Design and performance simulation of an advanced Kirkpatrick-Baez microscope with high resolution and large magnification for inertial confinement fusion diagnosis.

The representation of the higher-mode signatures of the hot spot and the fine-scale features of Rayleigh-Taylor (RT) instability requires the diagnostic system to achieve a spatial resolution of 1-3 µm in inertial confinement fusion experiments. The former's demand has prompted the present proposal of an advanced Kirkpatrick-Baez (KB) microscope with large magnification and high resolution. We have employed a coaxial confocal optical configuration, combining elliptical concave mirrors and hyperbolic convex mirrors, to achieve the ideal imaging performance. Such a configuration has the advantage of increasing the system's magnification without decreasing the object distance. This microscope is expected to solve the current problem regarding the constraint of the system's integrated resolution by the detector's resolution bottleneck.

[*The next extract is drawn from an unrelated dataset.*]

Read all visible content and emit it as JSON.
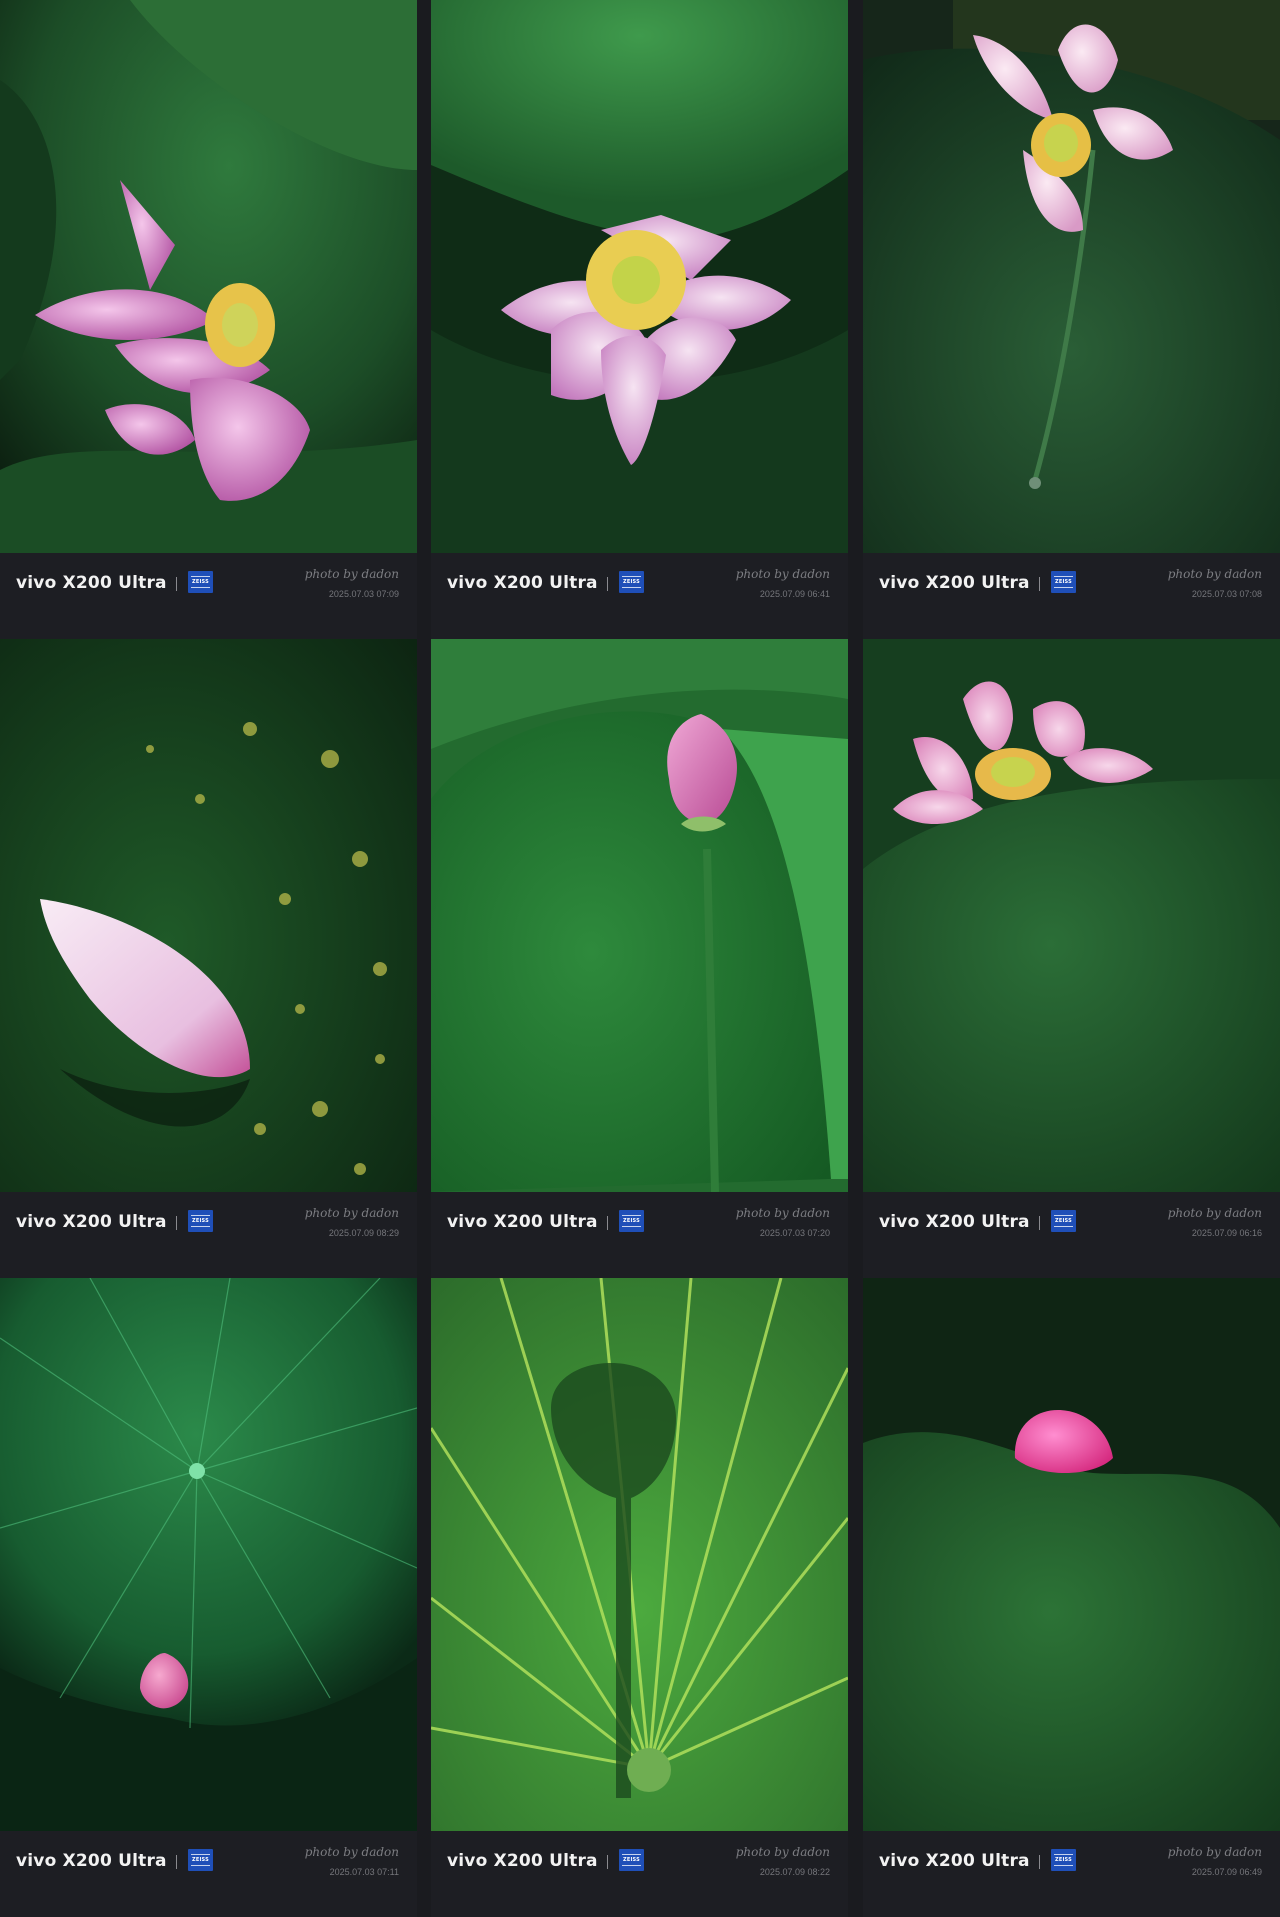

The structural features and optical design of the proposed KB microscope are described in detail, and a preliminary assessment of its off-axis aberration and spectral response characteristics is presented. A simulation model based on ray tracing and physical processes is used to evaluate the mirror mounting tolerance limit and the microscope's ability to resolve RT instability structures. Our results demonstrated that the system can achieve a theoretical resolution of <0.1µ in a ±150µ field of view, a 35× magnification at an object distance of 190 mm, and a total system length of 5.5 m, namely a >25 increase compared to conventional KB systems.